Each clerkship lasts several weeks and focuses on a single specialty before the student rotates to the next one. After two years of in-class training, students finally interact with real patients and begin practicing medicine, with an established physician checking their work along the way.

Let’s discuss what happens during clinical rotations, including what students can expect, when they occur, the core rotations covered, and how to succeed.

 

What Are Clinical Rotations?

The term “rotation” comes from the structure itself.
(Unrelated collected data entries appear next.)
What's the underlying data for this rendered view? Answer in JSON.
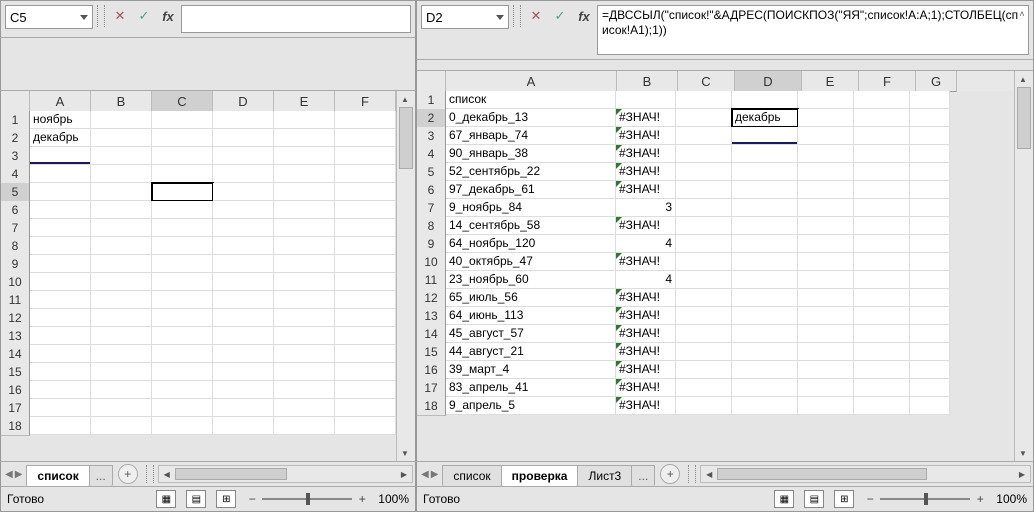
{
  "left": {
    "namebox": "C5",
    "formula": "",
    "cols": [
      "A",
      "B",
      "C",
      "D",
      "E",
      "F"
    ],
    "rows": [
      1,
      2,
      3,
      4,
      5,
      6,
      7,
      8,
      9,
      10,
      11,
      12,
      13,
      14,
      15,
      16,
      17,
      18
    ],
    "data": {
      "r1": {
        "A": "ноябрь"
      },
      "r2": {
        "A": "декабрь"
      }
    },
    "tabs": {
      "active": "список",
      "more": "...",
      "add": "+"
    },
    "status": "Готово",
    "zoom": "100%"
  },
  "right": {
    "namebox": "D2",
    "formula": "=ДВССЫЛ(\"список!\"&АДРЕС(ПОИСКПОЗ(\"ЯЯ\";список!A:A;1);СТОЛБЕЦ(список!A1);1))",
    "cols": [
      "A",
      "B",
      "C",
      "D",
      "E",
      "F",
      "G"
    ],
    "colw": {
      "A": 170,
      "B": 60,
      "C": 56,
      "D": 66,
      "E": 56,
      "F": 56,
      "G": 40
    },
    "rows": [
      1,
      2,
      3,
      4,
      5,
      6,
      7,
      8,
      9,
      10,
      11,
      12,
      13,
      14,
      15,
      16,
      17,
      18
    ],
    "data": {
      "r1": {
        "A": "список"
      },
      "r2": {
        "A": "0_декабрь_13",
        "B": "#ЗНАЧ!",
        "D": "декабрь"
      },
      "r3": {
        "A": "67_январь_74",
        "B": "#ЗНАЧ!"
      },
      "r4": {
        "A": "90_январь_38",
        "B": "#ЗНАЧ!"
      },
      "r5": {
        "A": "52_сентябрь_22",
        "B": "#ЗНАЧ!"
      },
      "r6": {
        "A": "97_декабрь_61",
        "B": "#ЗНАЧ!"
      },
      "r7": {
        "A": "9_ноябрь_84",
        "B": "3"
      },
      "r8": {
        "A": "14_сентябрь_58",
        "B": "#ЗНАЧ!"
      },
      "r9": {
        "A": "64_ноябрь_120",
        "B": "4"
      },
      "r10": {
        "A": "40_октябрь_47",
        "B": "#ЗНАЧ!"
      },
      "r11": {
        "A": "23_ноябрь_60",
        "B": "4"
      },
      "r12": {
        "A": "65_июль_56",
        "B": "#ЗНАЧ!"
      },
      "r13": {
        "A": "64_июнь_113",
        "B": "#ЗНАЧ!"
      },
      "r14": {
        "A": "45_август_57",
        "B": "#ЗНАЧ!"
      },
      "r15": {
        "A": "44_август_21",
        "B": "#ЗНАЧ!"
      },
      "r16": {
        "A": "39_март_4",
        "B": "#ЗНАЧ!"
      },
      "r17": {
        "A": "83_апрель_41",
        "B": "#ЗНАЧ!"
      },
      "r18": {
        "A": "9_апрель_5",
        "B": "#ЗНАЧ!"
      }
    },
    "tabs": {
      "items": [
        "список",
        "проверка",
        "Лист3"
      ],
      "active": "проверка",
      "more": "...",
      "add": "+"
    },
    "status": "Готово",
    "zoom": "100%"
  },
  "icons": {
    "cancel": "✕",
    "accept": "✓",
    "fx": "fx",
    "left": "◀",
    "right": "▶",
    "up": "▲",
    "down": "▼",
    "expand": "˄"
  }
}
Students train in a single specialty for several weeks, then move to the next one, cycling through the hospital’s major departments one at a time.

During each rotation, students get hands-on experience interacting with patients and staff across the hospital or clinic. They diagnose conditions and recommend treatment like an attending physician would, but every decision is reviewed by a senior physician before it’s approved.

Rotations generally take place during years 3 and 4 of medical school. MS3 consists of several required rotations, including internal medicine, general surgery, pediatrics, psychiatry, obstetrics and gynecology, family medicine, and neurology.

In MS4, students choose elective rotations not required by the core curriculum, giving them room to explore other fields. These vary by school but often include emergency medicine, anesthesiology, radiology, intensive care medicine, orthopedics, cardiology, ophthalmology, pathology, podiatry, and more.

 

What Is the Purpose of Clinical Rotations?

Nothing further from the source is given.